The cruise industry shut down in March 2020 after high-profile outbreaks of COVID-19 on ships early in the pandemic. The federal Centers for Disease Control and Prevention in October issued what is known as a “conditional sailing order” that included a phased approach to resuming cruising during the pandemic, with ship operators needing to meet a series of requirements.

DeSantis in April issued an executive order banning businesses, including cruise ships, from requiring proof of vaccination from customers. The Legislature later approved a bill that placed the ban in state law.

Meanwhile, Florida Attorney General Ashley Moody, backed by DeSantis, filed a lawsuit challenging the CDC’s conditional sailing order. Tampa-based U.S. District Judge Steven Merryday sided with the state in June and issued a preliminary injunction against the conditional sailing order.

Williams, who is based in Miami, is scheduled Aug. 6 to hear arguments in Norwegian’s request for an injunction against the vaccine-passport ban. The named defendant in the lawsuit is state Surgeon General Scott Rivkees, a DeSantis appointee.

Norwegian has raised a series of constitutional issues in the lawsuit, including that the ban conflicts with federal law and regulations and, as a result, is “preempted.” Also, the cruise line has contended the ban violates the First Amendment and what is known as the “dormant Commerce Clause” of the U.S. Constitution.

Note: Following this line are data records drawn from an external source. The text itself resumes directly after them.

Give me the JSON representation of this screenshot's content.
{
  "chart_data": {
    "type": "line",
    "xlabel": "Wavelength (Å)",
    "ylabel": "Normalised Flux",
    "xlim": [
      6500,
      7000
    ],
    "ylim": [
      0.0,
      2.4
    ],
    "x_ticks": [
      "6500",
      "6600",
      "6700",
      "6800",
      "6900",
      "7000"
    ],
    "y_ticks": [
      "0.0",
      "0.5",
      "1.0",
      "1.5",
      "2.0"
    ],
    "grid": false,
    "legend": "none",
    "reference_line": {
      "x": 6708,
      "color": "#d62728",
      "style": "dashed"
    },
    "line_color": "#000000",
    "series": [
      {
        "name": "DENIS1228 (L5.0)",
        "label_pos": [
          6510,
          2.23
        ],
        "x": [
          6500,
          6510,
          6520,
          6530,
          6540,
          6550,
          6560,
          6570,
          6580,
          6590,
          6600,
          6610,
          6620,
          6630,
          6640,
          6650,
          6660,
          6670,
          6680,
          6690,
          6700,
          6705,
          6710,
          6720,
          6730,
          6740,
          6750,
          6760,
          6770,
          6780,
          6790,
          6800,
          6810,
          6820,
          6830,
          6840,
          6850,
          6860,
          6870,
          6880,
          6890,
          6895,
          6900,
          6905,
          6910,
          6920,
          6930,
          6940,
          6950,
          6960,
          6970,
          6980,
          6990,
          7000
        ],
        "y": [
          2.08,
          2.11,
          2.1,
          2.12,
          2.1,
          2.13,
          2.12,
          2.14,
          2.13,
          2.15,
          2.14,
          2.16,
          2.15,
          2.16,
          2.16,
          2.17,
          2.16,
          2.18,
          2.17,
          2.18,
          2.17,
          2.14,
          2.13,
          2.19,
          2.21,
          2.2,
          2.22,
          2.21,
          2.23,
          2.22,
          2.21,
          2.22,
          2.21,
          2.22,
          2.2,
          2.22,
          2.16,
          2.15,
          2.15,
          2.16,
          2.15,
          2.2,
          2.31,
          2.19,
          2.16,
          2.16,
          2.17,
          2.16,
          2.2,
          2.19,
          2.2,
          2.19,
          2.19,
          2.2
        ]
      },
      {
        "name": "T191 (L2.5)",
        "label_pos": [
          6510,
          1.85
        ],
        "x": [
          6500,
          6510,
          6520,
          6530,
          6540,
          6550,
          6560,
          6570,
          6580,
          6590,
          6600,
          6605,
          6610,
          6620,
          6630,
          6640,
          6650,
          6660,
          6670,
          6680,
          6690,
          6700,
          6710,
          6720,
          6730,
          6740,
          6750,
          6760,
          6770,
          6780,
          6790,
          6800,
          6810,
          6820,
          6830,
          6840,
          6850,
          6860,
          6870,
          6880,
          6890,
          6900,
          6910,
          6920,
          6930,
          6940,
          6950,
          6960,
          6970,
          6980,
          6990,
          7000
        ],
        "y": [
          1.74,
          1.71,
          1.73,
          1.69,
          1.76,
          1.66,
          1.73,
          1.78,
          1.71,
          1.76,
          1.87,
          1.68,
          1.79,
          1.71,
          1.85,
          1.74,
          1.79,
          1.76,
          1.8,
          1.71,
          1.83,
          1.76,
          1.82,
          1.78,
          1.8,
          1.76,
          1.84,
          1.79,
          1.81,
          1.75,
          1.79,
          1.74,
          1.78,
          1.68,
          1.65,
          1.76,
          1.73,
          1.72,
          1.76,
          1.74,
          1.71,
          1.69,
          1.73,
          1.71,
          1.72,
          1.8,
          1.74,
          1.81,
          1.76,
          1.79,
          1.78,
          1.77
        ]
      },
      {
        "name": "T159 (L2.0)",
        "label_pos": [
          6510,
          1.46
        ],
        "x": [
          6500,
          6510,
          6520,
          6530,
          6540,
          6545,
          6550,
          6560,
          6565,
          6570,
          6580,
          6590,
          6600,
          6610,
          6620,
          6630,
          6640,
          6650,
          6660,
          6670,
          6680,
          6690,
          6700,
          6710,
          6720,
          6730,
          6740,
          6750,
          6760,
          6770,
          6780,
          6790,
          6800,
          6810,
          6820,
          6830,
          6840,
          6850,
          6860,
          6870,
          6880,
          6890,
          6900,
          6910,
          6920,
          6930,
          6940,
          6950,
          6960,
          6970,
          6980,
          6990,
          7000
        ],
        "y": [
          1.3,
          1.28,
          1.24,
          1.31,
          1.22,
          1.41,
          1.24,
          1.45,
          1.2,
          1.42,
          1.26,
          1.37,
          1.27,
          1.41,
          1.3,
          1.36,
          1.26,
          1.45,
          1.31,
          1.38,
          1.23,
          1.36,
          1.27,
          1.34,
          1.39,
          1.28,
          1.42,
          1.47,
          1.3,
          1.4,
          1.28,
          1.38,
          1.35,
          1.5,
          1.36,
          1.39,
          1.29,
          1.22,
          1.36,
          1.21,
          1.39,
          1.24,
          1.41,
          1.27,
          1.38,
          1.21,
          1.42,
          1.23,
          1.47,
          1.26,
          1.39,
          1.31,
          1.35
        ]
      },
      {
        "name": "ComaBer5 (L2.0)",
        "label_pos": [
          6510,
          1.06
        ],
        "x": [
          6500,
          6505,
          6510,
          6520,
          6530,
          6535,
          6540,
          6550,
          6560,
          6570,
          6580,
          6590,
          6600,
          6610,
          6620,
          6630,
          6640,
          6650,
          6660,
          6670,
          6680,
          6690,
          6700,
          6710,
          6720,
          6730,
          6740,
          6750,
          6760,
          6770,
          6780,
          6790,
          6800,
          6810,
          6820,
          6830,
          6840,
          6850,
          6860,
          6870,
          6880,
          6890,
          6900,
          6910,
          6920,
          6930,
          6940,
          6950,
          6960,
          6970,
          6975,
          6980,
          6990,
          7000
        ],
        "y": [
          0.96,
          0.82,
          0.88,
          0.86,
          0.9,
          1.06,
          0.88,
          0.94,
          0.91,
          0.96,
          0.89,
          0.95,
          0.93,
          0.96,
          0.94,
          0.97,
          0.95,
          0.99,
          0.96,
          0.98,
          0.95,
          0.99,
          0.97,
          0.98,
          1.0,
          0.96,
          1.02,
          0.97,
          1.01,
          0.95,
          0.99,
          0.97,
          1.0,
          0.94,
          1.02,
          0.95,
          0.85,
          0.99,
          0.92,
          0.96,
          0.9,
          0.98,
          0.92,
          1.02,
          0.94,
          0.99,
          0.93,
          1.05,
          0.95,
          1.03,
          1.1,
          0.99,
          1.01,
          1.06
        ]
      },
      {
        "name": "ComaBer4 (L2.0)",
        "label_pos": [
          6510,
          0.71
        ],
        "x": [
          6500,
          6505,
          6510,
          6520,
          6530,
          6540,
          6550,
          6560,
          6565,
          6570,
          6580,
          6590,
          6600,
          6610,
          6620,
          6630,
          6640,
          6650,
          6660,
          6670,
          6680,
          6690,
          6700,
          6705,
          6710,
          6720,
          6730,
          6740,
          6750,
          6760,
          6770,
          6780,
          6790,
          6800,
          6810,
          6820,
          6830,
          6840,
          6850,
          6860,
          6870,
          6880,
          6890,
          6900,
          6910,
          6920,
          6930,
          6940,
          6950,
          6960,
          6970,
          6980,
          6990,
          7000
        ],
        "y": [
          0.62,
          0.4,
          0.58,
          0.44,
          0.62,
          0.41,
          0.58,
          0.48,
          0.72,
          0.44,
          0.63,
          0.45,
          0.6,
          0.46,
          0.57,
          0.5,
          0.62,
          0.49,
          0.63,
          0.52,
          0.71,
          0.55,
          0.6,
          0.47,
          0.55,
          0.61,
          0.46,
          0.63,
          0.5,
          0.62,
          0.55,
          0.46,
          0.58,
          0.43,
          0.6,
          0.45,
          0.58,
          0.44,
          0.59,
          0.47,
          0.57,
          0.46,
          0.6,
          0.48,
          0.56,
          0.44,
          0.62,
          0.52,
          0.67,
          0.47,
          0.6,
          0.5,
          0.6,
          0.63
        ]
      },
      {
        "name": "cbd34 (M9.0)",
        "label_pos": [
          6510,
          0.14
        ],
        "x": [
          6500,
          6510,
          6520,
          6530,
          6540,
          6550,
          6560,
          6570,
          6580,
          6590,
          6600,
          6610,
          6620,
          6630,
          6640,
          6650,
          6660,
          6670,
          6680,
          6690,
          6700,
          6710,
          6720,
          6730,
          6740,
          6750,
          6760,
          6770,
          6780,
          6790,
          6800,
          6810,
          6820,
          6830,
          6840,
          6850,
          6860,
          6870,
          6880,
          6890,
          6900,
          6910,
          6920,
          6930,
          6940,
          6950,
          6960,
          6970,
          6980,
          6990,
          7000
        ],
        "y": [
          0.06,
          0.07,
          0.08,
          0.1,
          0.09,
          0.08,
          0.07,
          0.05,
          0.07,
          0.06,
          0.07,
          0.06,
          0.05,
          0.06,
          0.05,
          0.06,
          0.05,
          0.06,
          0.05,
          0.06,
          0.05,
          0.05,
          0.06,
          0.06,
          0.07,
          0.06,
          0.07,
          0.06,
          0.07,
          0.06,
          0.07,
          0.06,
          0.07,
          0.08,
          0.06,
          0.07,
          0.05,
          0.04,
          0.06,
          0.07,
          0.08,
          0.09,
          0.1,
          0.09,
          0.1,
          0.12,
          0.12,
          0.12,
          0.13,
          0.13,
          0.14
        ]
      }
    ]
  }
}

In its preemption argument, for example, Norwegian pointed to its efforts to meet CDC requirements to resume cruises. As part of that process, it told the CDC that at least 95 percent of passengers and 95 percent of crew members on cruises out of Miami would be fully vaccinated.

“Florida’s ban … prohibits NCLH from requiring its customers to provide documentation certifying COVID-19 vaccination to gain access to, entry upon or service from NCLH’s cruise ships in Florida,” the lawsuit said. “Florida’s ban, by prohibiting NCLH from obtaining vaccination documentation from its passengers, makes it impossible or inordinately difficult for NCLH to satisfy the option created by CDC of resuming sailing in U.S. waters if NCLH can verify that 95% of its crew and 95% of its passengers are fully vaccinated prior to sailing.”

But in the document filed Tuesday, the state’s attorneys pointed to the injunction that Merryday issued against CDC restrictions in the conditional sailing order. Also, the lawyers wrote that other cruise lines met CDC requirements through an option known as conducting “simulated” voyages, which involve testing COVID-19 preparedness. The state alleged that Norwegian could have used that option but didn’t for competitive reasons.

“Norwegian’s case, therefore, is not about public health but rather about a business decision it has made in an apparent attempt to reduce costs and distinguish the company from its competitors, including by promising its passengers that it would be sailing with fully vaccinated ships (not even suggested by any CDC guidance),” the state’s attorneys wrote. “Norwegian’s profitability does not override Florida’s sovereign decision to protect its citizens’ personal liberties, health and privacy through (the vaccine passport ban).”

Jim Saunders is the Executive Editor of The News Service Of Florida.